When and why did you decide to start blogging about your experiences?
My blog was born more or less out of necessity. I already had a parenting blog and was a regular contributor to a parenting magazine back in the U.S. when I found out we were moving. If you’re a writer, it’s best to write about the things that are happening that very moment, especially when they are still new and fresh. So I put parenting on the back-burner for a little while (although you could argue that with four kids that was still very much happening!) and decided to write about my expat experience. I wanted to tell other folks the ins and outs about moving to and living in South Africa, without them fearing for their lives. I try to tell as many stories as I can, some thought provoking, some helpful, and some just plain silly.
Do you have any favorite blog entries of yours?
I’d have to go with “What is a Ballbox?” and „South Africa’s Great Shame“. The first because it is mundane and funny, yet illuminates an expat issue, something I always love writing about. The second because it is dead serious and needs to be said.
Tell us about the ways your new life in Johannesburg differs from that back home. Did you have trouble getting used to the new circumstances? Did you experience culture shock?
I would say the biggest culture shock when moving to South Africa occurs when you realize that South Africans employ three different ways of expressing the concept of “now,” none of which actually translate into “now”. This will especially come as a shock because you are newly arrived, and you have stuff to get done and checked off your list, for crying out loud! And none of it will be checked off, at least not entirely. I gave up after about a year of toting the same dog-eared list around with me in my purse. And you know what? Then you realize that you love this life without hurry or care. And that “just now” is plenty of time to get the leak in the water pipe fixed…
Do you think you were fully prepared for what awaited you in South Africa? If you could, would you change some decisions/preparations you made?

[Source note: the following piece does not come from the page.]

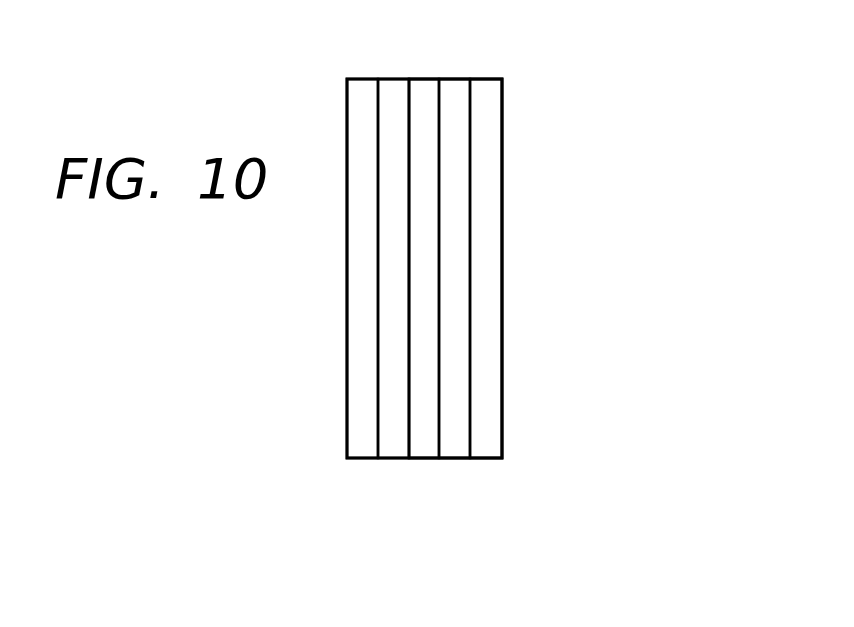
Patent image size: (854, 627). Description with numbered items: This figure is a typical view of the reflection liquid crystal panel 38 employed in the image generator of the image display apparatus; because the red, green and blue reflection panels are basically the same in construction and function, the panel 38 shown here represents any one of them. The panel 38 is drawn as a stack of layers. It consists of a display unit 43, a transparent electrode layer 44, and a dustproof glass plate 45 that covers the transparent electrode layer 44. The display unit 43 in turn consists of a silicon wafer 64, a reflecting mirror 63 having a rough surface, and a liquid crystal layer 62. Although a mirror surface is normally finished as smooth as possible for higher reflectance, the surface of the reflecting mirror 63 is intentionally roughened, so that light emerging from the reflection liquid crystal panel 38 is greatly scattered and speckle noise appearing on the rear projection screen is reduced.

All in all I think we were well prepared, thanks to a relocations agent who was of some assistance. What I wasn’t prepared for was the fact that I didn’t have to fear for my life every time I left the house, and that going places and exploring South Africa was perfectly fine. But regarding the decisions we made, I wouldn’t change a thing. I would always enroll the kids again in a local school instead of an international one, as this has been one of the best developments in their lives.

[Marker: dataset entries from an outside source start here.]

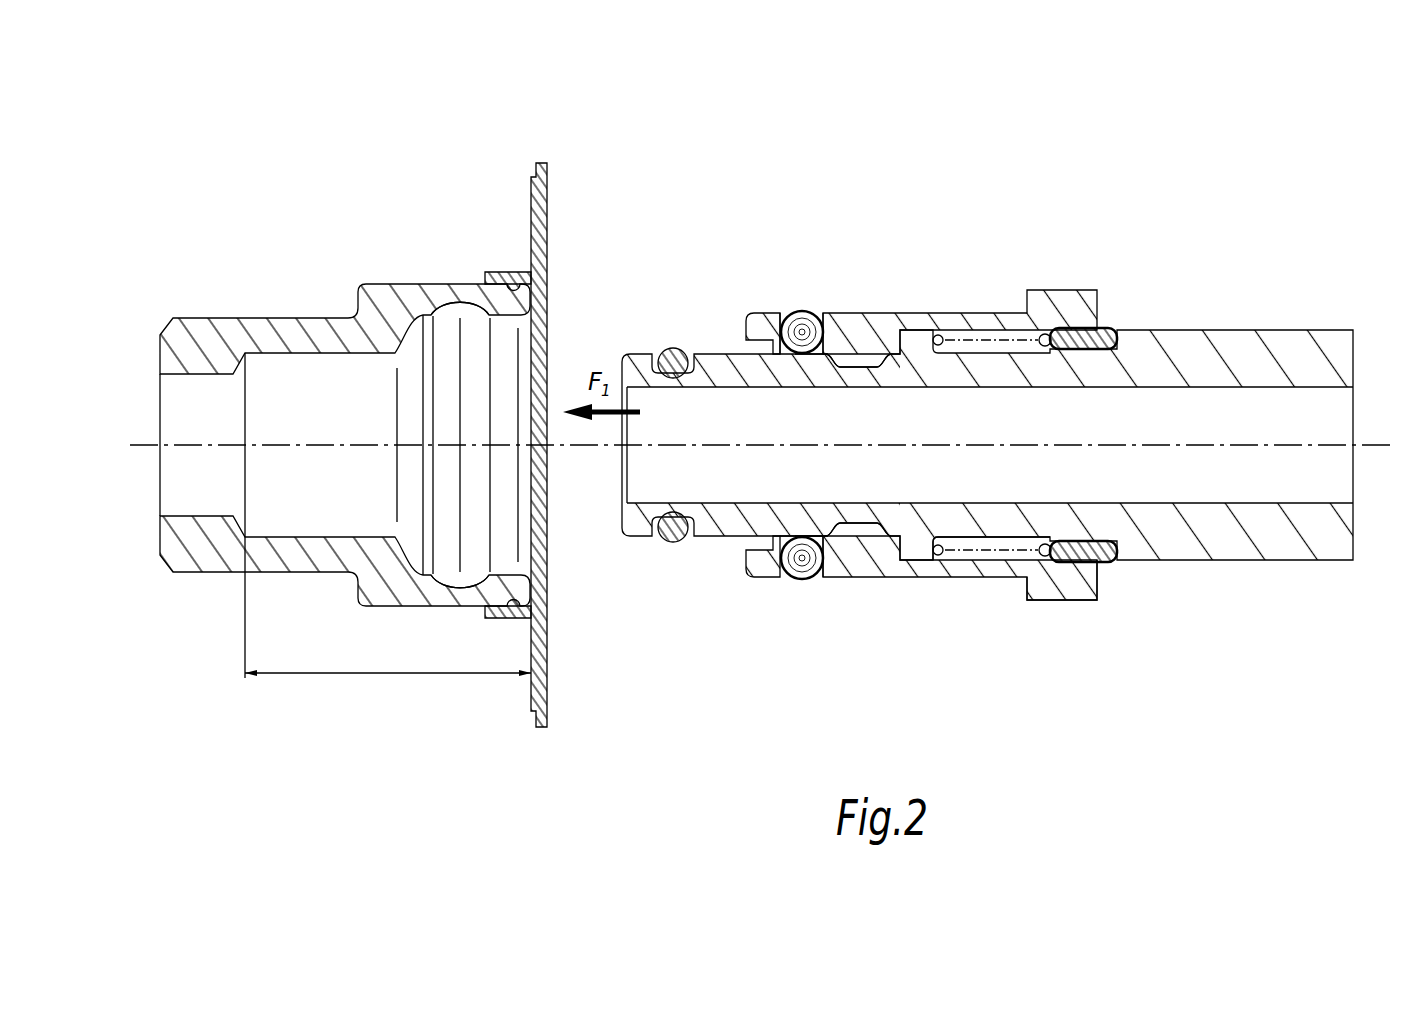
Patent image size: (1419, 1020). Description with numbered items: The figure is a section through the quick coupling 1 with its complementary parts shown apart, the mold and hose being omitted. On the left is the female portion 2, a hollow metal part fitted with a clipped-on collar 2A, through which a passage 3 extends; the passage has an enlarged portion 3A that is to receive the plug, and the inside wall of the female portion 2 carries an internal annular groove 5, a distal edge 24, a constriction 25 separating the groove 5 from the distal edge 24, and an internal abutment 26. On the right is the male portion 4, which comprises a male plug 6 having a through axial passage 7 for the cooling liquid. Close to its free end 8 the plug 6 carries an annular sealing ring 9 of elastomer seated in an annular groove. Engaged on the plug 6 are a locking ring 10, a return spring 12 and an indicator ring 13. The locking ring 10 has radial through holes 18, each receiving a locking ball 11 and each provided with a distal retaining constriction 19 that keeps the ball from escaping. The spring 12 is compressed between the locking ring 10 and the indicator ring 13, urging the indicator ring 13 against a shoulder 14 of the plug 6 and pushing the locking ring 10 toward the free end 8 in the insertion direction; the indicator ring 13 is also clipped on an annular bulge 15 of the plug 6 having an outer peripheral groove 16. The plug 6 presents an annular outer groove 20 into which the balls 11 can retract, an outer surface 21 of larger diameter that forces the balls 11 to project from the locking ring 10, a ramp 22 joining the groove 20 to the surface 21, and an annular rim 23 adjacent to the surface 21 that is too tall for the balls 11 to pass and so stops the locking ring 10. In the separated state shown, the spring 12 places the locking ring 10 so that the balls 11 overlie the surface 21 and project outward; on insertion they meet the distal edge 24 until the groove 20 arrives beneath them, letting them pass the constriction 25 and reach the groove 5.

The quick coupling 1 is at (484, 47).
The female portion 2 is at (436, 288).
The clipped-on collar 2A is at (547, 695).
The passage 3 is at (171, 472).
The enlarged portion of the passage 3A is at (388, 528).
The male portion 4 is at (650, 304).
The internal annular groove 5 is at (476, 562).
The male plug 6 is at (713, 360).
The through axial passage 7 is at (1330, 405).
The free end 8 is at (600, 478).
The annular sealing ring 9 is at (672, 347).
The locking ring 10 is at (1045, 300).
The locking balls 11 is at (790, 310).
The return spring 12 is at (958, 565).
The indicator ring 13 is at (1107, 330).
The shoulder 14 is at (1093, 539).
The annular bulge 15 is at (1030, 545).
The outer peripheral groove 16 is at (1100, 577).
The radial through holes 18 is at (803, 360).
The distal retaining constriction 19 is at (823, 317).
The annular outer groove 20 is at (863, 353).
The outer surface 21 is at (808, 535).
The ramp 22 is at (840, 540).
The annular rim 23 is at (781, 355).
The distal edge 24 is at (535, 593).
The constriction 25 is at (503, 583).
The internal abutment 26 is at (416, 338).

Every expat knows that expat life comes with some hilarious anecdotes and funny experiences. Care to share one with us?
Here I’ll have to go with “My Shining Moment”, the culmination of all my traffic cop encounters since we’ve lived in South Africa. I was finally prepared, due to countless prior experiences, and I triumphed and left the guy speechless. I count this as one of my major accomplishments here in South Africa.
Which three tips would you like to give future expats before they embark on their new life in South Africa?

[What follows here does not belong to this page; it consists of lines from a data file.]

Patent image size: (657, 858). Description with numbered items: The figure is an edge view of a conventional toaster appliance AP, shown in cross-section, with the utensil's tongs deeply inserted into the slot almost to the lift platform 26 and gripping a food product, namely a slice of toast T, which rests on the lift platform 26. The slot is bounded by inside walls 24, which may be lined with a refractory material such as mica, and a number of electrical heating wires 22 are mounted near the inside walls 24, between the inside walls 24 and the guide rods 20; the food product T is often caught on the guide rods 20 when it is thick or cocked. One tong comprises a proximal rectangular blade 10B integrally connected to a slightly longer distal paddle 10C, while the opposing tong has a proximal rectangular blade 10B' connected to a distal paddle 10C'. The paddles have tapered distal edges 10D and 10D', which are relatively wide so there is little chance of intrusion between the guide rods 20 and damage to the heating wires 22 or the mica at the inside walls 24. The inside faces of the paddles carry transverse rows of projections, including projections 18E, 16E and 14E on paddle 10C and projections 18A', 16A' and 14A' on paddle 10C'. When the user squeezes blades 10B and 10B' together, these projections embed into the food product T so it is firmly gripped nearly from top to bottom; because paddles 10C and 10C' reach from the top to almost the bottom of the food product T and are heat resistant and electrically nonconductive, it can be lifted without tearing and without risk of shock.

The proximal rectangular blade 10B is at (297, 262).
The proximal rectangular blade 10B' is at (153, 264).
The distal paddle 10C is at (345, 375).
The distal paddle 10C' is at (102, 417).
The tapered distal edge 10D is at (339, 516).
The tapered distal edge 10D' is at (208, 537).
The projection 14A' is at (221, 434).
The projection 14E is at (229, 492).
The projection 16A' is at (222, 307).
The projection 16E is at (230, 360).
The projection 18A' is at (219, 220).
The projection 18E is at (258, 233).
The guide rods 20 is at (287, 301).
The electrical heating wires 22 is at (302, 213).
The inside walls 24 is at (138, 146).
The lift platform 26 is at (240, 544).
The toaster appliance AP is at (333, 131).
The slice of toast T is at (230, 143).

Considering that I have a whole section on my blog entitled “Expat Tips”, this is a bit hard. But number one on the list has got to be “get your visa early.” Everything else, like buying a car or a cell phone, hinges on you having a valid work or accompanying spouse permit in your passport, so before you do anything else, make sure that all the documents for the visa are in order.
What I also recommend is to get a house with a nice big patio, with pool and North facing if possible because the winters are cold. The patio is where you will spend most of your life. We got lucky because our first two house offers fell through, and we more or less blindly picked the third one, being tired of the whole process. And what a good pick it turned out to be.
I would also try to be either close to school or work, at least one of the two. Traffic in Joburg is terrible, and even though it’s not possible to avoid it, you don’t want to make it even worse. From where we live our children walk to school, and that single fact has been one of the biggest pleasures of my life here in South Africa.
How is the expat community in Johannesburg? Did you have a hard time finding like-minded people or fellow expats?
What’s so great about living in South Africa is that you don’t need an expat community because you have lots of opportunities to meet like-minded people amongst the South Africans. They are very open-minded, fun, and generous. In fact, I’m glad we are not in that sense enclosed in an expat community, due to our kids going to a school with relatively few expats, because it gives us more of a chance to meet local people. But having said that, the expat community is great in Johannesburg. There are quite a few of us bloggers and that has been one way to meet people, and many expats like to congregate close to the American school in one of the gated estates near it, so that you cannot help but meet many fellow expats along the way. There are also quite a few organizations catering to expats by organizing tours and get-togethers, if you’re so inclined.
How would you summarize your expat life in South Africa in a single, catchy sentence?
One great adventure, fun-filled, yet making you search for the meaning of life.